Once again, the map tells the story — the map accompanying yesterday’s front-page report on the East-West Highway conference in St. John, New Brunswick. On the right, the bustling Canadian Maritimes, with a modern, four-lane road pushing up against Calais. On the left, mighty Montreal, with a modern, four-lane road fast approaching Coburn Gore.
In the middle, Northern Maine. With a cow path.
Certainly, the outdated and hazardous roads running across the state’s upper tier are a serious impediment to prosperity. Sadly, it’s increasingly clear that the biggest roadblock for the creation of a trade route in the declining region isn’t Heartbreak Hill or Deadman’s Curve, but the King administration. It’s enthusiasm and commitment would have to be raised several degrees to even approach lukewarm.
Dozens of officials, business types and planners from New England, Quebec and the Maritimes met in St. John Thursday to discuss the importance of creating this vital link for commerce. Gov. King wasn’t there, though he was nearby. He was campaigning in, of all places, Calais.
Telling the locals that he has mixed feelings about an East-West Highway. That there are issues regarding routing and access.
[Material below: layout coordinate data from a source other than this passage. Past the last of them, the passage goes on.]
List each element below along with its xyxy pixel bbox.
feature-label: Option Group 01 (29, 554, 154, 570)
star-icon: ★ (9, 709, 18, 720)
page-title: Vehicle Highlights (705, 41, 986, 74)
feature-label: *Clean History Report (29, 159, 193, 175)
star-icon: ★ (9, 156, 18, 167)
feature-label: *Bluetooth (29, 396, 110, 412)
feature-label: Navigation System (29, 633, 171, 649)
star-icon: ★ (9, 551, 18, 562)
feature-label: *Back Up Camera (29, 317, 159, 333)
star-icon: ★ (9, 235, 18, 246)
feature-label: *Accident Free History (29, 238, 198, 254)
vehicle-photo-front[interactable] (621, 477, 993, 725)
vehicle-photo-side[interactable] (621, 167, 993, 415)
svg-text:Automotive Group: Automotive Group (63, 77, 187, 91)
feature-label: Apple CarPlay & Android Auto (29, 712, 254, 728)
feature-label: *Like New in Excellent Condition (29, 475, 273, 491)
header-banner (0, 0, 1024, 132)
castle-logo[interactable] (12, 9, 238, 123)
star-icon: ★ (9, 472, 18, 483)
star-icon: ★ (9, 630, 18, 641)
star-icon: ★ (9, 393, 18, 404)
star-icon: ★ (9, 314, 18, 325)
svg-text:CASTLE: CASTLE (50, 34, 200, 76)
That maybe the modest improvements being made to turn Route 9 into a passable two-lane road might be good enough.
Transportation Commissioner John Melrose also found his way Downeast this week. In Ellsworth Tuesday, the commissioner described his vision of a tourism-oriented network of high-speed ferries, tour buses and excursion trains. The feasibility of an East-West Highway is being studied. There are issues. It must be evaluated and debated as just another transportation alternative.
Yes, there are issues. It’s the job of leaders to resolve them, not merely to describe them. The notion that good enough is good enough for Northern Maine is the problem, not the solution. Feasibility studies are necessary (although apparently not for visionary systems of mass tourist transport), provided they are conducted in the spirit of making something work, not of finding reasons why it shouldn’t. And modern highways are not just another transportation alternative, on par with high-speed ferries. Not in rural Maine, not anywhere on this planet.
Bangor Mayor Tim Woodcock, a fervent East-West supporter, was in the right place Thursday, in St. John, preaching the sermon the choir knows by heart: The reason the northeast corner of North America does not thrive as a region is because it is not connected as a region; that connection will never be made without organization, advocacy and political will. Organization and advocacy have grown up from the grass roots. What’s needed now is political will. That has to come from the top down.
If the opinion polls are even close to being accurate, Gov. King is well on his way to re-election. If so, it’s time be thinking legacy. It’s time to decide whether a second term will lead Maine four years closer to a new map or consign it to four more years of tepid mixed feelings.